A number of chronic medical conditions, including lung and heart disease, hypertension or high blood pressure, diabetes, kidney and liver disease, dementia and stroke, can lead to worse outcomes.

Those who are immunocompromised due to an underlying medical condition such as cancer or because they are on chemotherapy can have lower immune systems. Those who are obese also are at higher risk.

In Sweden, a study published at the end of March in the medical journal The Lancet, found the risk of COVID-19 reinfection and hospitalization among those who recovered from a previous infection remained low for up to 20 months. Natural immunity plus either one or two doses of a COVID-19 vaccine further reduced the risk by up to nine months, although researchers say the differences in absolute numbers were small.

Evidence also has emerged to suggest the body's T-cell response, which can help fight viral infections as part of the immune system, is effective at mitigating COVID-19 disease.

T-cells can be generated from vaccination and previous infection.

A small study from January found exposure to a common coronavirus cold could offer some protection.

In November, British researchers published a study that found a subset of health-care workers, possibly exposed to COVID-19, developed no antibodies but did generate a broad T-cell response, suggesting that T-cells cleared the virus before there were any symptoms or positive test results.

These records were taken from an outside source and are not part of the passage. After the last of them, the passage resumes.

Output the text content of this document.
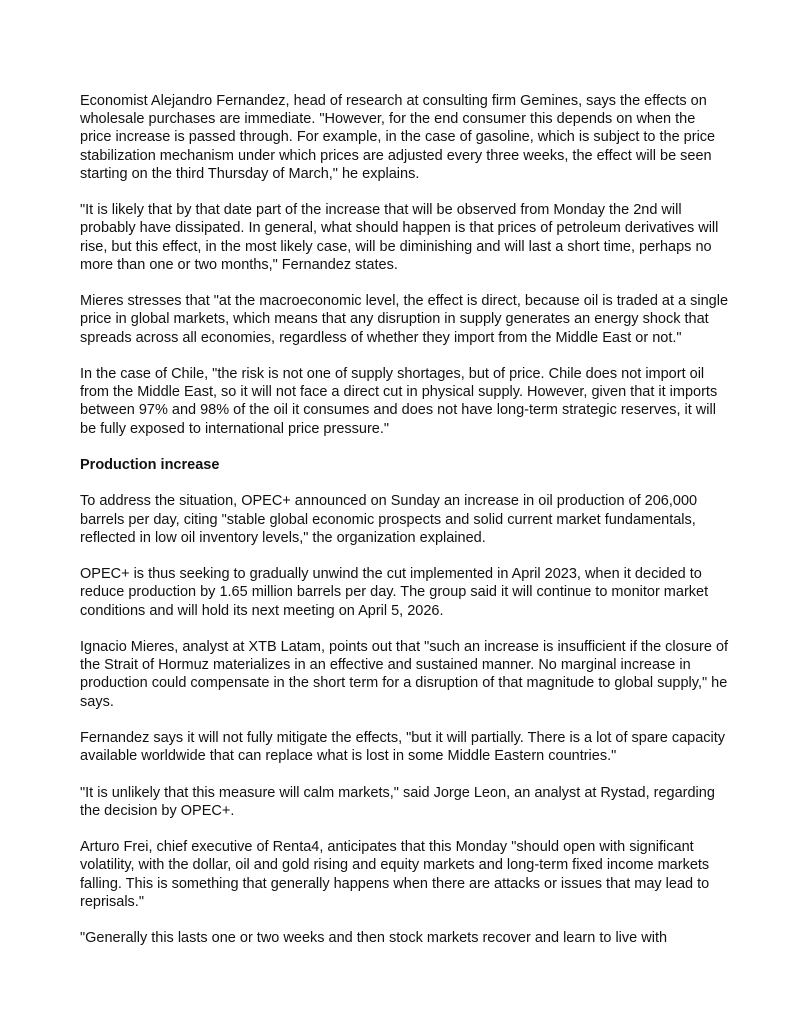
Economist Alejandro Fernandez, head of research at consulting firm Gemines, says the effects on wholesale purchases are immediate. "However, for the end consumer this depends on when the price increase is passed through. For example, in the case of gasoline, which is subject to the price stabilization mechanism under which prices are adjusted every three weeks, the effect will be seen starting on the third Thursday of March," he explains.

"It is likely that by that date part of the increase that will be observed from Monday the 2nd will probably have dissipated. In general, what should happen is that prices of petroleum derivatives will rise, but this effect, in the most likely case, will be diminishing and will last a short time, perhaps no more than one or two months," Fernandez states.

Mieres stresses that "at the macroeconomic level, the effect is direct, because oil is traded at a single price in global markets, which means that any disruption in supply generates an energy shock that spreads across all economies, regardless of whether they import from the Middle East or not."

In the case of Chile, "the risk is not one of supply shortages, but of price. Chile does not import oil from the Middle East, so it will not face a direct cut in physical supply. However, given that it imports between 97% and 98% of the oil it consumes and does not have long-term strategic reserves, it will be fully exposed to international price pressure."

Production increase

To address the situation, OPEC+ announced on Sunday an increase in oil production of 206,000 barrels per day, citing "stable global economic prospects and solid current market fundamentals, reflected in low oil inventory levels," the organization explained.

OPEC+ is thus seeking to gradually unwind the cut implemented in April 2023, when it decided to reduce production by 1.65 million barrels per day. The group said it will continue to monitor market conditions and will hold its next meeting on April 5, 2026.

Ignacio Mieres, analyst at XTB Latam, points out that "such an increase is insufficient if the closure of the Strait of Hormuz materializes in an effective and sustained manner. No marginal increase in production could compensate in the short term for a disruption of that magnitude to global supply," he says.

Fernandez says it will not fully mitigate the effects, "but it will partially. There is a lot of spare capacity available worldwide that can replace what is lost in some Middle Eastern countries."

"It is unlikely that this measure will calm markets," said Jorge Leon, an analyst at Rystad, regarding the decision by OPEC+.

Arturo Frei, chief executive of Renta4, anticipates that this Monday "should open with significant volatility, with the dollar, oil and gold rising and equity markets and long-term fixed income markets falling. This is something that generally happens when there are attacks or issues that may lead to reprisals."

"Generally this lasts one or two weeks and then stock markets recover and learn to live with
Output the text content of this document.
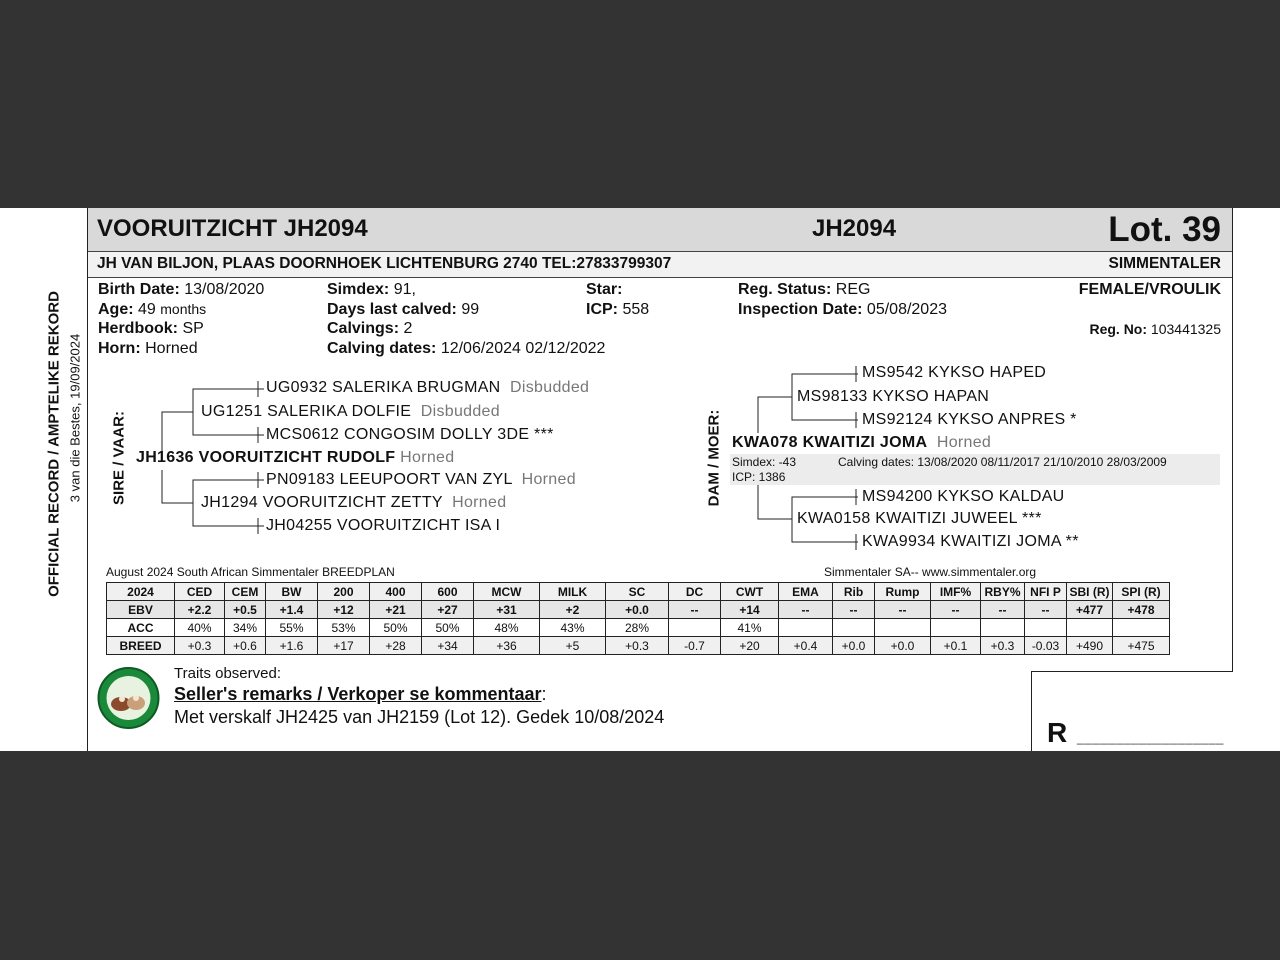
VOORUITZICHT JH2094	JH2094	Lot. 39
JH VAN BILJON, PLAAS DOORNHOEK LICHTENBURG 2740 TEL:27833799307	SIMMENTALER
Birth Date: 13/08/2020
Age: 49 months
Herdbook: SP
Horn: Horned
Simdex: 91,
Days last calved: 99
Calvings: 2
Calving dates: 12/06/2024 02/12/2022
Star:
ICP: 558
Reg. Status: REG
Inspection Date: 05/08/2023
FEMALE/VROULIK
Reg. No: 103441325
OFFICIAL RECORD / AMPTELIKE REKORD 3 van die Bestes, 19/09/2024 SIRE / VAAR:	DAM / MOER:
UG0932 SALERIKA BRUGMAN Disbudded
UG1251 SALERIKA DOLFIE Disbudded
MCS0612 CONGOSIM DOLLY 3DE ***
JH1636 VOORUITZICHT RUDOLF Horned
PN09183 LEEUPOORT VAN ZYL Horned
JH1294 VOORUITZICHT ZETTY Horned
JH04255 VOORUITZICHT ISA I
MS9542 KYKSO HAPED
MS98133 KYKSO HAPAN
MS92124 KYKSO ANPRES *
KWA078 KWAITIZI JOMA Horned
Simdex: -43	Calving dates: 13/08/2020 08/11/2017 21/10/2010 28/03/2009
ICP: 1386
MS94200 KYKSO KALDAU
KWA0158 KWAITIZI JUWEEL ***
KWA9934 KWAITIZI JOMA **
August 2024 South African Simmentaler BREEDPLAN	Simmentaler SA-- www.simmentaler.org
2024	CED	CEM	BW	200	400	600	MCW	MILK	SC	DC	CWT	EMA	Rib	Rump	IMF%	RBY%	NFI P	SBI (R)	SPI (R)
EBV	+2.2	+0.5	+1.4	+12	+21	+27	+31	+2	+0.0	--	+14	--	--	--	--	--	--	+477	+478
ACC	40%	34%	55%	53%	50%	50%	48%	43%	28%		41%								
BREED	+0.3	+0.6	+1.6	+17	+28	+34	+36	+5	+0.3	-0.7	+20	+0.4	+0.0	+0.0	+0.1	+0.3	-0.03	+490	+475
Traits observed:
Seller's remarks / Verkoper se kommentaar:
Met verskalf JH2425 van JH2159 (Lot 12). Gedek 10/08/2024	R ___________________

T-cells, Vinh said, won't necessarily prevent infection but do mitigate disease.

Some T-cells help B cells, which are also part of the immune system, produce more mature antibodies, while others go after cells infected with a virus.

As far as why some people get severe disease and others don't, he said evidence shows elderly males in particular have an aberrant immune response where, for reasons unclear, they carry natural autoantibodies that specifically attack the Type 1 interferon proteins involved in the body’s immune response.